Diyaliz hasta grubundaki arjinin, NO, ADMA ve Arjinin/ADMA oranı düzeyleri arasında
yapılan Pearson Korelasyon analizinde Arjinin ile NO arasında pozitif ve istatiksel anlamlı korelasyon bulunduğu saptanmıştır. Arjinin ile Arjinin/ADMA oranı arasında istatistikî anlamlı pozitif ilişki vardır. ADMA ile Arjinin/ADMA oranı arasında ise istatiksel olarak anlamlı negatif bir korelasyon bulunmuştur. Çalışmamız ADMA klirensinin hemodiyaliz hastalarında önemli oranda bozulduğu ve arterioskleroz kaynaklı morbidie ve mortalite ile ilişkili olabileceğini göstermektedir.; Chronic renal failure encountered significant public health problems all over the world.
Despite advances in diagnosis and treatment of cardiovascular morbidity and mortality is still in chronic renal failure patients on dialysis. The aim this study is to investigate the importance of Arginine, ADMA and NO levels in the pathophysiology of cardiovascular morbidity and mortality in patients with dialysis treatment program.

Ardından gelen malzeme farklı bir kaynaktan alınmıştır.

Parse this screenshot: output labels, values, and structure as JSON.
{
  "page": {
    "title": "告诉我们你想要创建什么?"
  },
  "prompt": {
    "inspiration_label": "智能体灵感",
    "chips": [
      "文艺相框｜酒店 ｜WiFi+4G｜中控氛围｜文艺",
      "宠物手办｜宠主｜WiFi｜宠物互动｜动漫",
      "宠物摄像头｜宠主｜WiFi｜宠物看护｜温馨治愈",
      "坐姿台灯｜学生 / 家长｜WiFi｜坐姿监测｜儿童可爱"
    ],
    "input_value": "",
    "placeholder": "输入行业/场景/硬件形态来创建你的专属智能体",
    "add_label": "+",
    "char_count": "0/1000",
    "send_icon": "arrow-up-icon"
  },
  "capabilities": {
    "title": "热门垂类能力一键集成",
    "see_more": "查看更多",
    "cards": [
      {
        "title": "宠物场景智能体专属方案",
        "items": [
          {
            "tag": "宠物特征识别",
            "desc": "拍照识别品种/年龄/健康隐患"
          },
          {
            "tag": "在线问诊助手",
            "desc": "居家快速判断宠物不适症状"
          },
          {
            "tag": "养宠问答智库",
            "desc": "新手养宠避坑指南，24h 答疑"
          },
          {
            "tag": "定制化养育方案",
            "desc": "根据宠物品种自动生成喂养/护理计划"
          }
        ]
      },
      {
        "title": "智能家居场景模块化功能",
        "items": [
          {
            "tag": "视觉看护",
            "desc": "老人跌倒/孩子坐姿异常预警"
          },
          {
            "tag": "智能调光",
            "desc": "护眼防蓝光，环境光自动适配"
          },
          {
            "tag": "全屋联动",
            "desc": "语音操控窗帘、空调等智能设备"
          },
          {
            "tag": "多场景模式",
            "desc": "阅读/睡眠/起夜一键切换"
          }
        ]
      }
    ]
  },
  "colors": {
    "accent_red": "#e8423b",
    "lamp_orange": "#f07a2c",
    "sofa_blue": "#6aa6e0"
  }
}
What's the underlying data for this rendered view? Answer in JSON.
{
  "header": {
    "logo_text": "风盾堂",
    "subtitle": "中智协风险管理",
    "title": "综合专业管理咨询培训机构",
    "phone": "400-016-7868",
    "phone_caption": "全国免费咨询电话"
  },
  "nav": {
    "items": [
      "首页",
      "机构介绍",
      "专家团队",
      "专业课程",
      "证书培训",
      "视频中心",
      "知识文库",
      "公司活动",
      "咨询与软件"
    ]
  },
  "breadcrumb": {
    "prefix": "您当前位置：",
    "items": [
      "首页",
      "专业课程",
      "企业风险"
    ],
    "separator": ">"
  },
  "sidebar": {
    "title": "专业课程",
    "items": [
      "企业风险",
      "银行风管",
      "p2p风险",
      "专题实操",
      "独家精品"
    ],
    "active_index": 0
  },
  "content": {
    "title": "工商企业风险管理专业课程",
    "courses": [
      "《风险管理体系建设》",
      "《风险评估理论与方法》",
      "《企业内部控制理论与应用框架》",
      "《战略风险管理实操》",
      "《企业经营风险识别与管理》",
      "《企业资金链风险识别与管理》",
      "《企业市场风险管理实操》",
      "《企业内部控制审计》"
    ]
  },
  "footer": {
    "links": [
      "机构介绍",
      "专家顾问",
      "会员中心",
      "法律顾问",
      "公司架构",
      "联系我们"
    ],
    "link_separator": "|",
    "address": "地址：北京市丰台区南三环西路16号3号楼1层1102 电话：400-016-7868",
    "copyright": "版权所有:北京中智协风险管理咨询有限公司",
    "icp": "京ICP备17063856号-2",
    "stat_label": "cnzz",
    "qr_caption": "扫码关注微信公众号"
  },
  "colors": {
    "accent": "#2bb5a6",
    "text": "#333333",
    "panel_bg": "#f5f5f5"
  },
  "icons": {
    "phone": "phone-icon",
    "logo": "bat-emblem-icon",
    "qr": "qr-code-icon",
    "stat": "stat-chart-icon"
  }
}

53 patients with chronic renal failure receiving hemodialysis treatment and 34 healthy persons were participated to the study. Arginine and ADMA levels were measured by HPLC fluorescence detector. Nitrite, nitrate levels were assessed by a colorimetric method. Albumin, urea, creatinine levels was performed using the spectrophotometric method. Aproppriate statistical analysis tests were performed by using the SSPS program package. Mann-Whitney U test was used for nonparametric distributed values, student t tsets were used for parametric values. Pearson's correlation tests were used to analyze the relationship of parameters. Significance level p <0.05 was considered significant.
Arginine levels were similar in dialysis patients when compared to the control group. Similarly NO levels did not show any differene between patient group and the control group. ADMA levels were found to be significantly high in dialysis patients compared to the control group (p <0.005). Arginine / ADMA ratio was lower in the patient group compared to the control group (p <0.001).
Dialysis patients who have diagnosed coronary artery disease had low levels of albumin
and creatinine. ADMA levels did not show any difference in the patients having coronary artery disease or not. Arginine levels between the sexes of both sexes compared were significantly higher in men than in women.
Pearson correlation analysis showed that there was a correlation between NO and arginin
levels. Arginine and Arginine/ADMA showed a positive correlation while ADMA and
arginine/ADMA levels showed a negative correlation. As a result, our data showed that ADMA clerance was imparied in hemodialysis patients. Increase in ADMA levels may play a role in atherosclerosis dependent morbidity and mortality.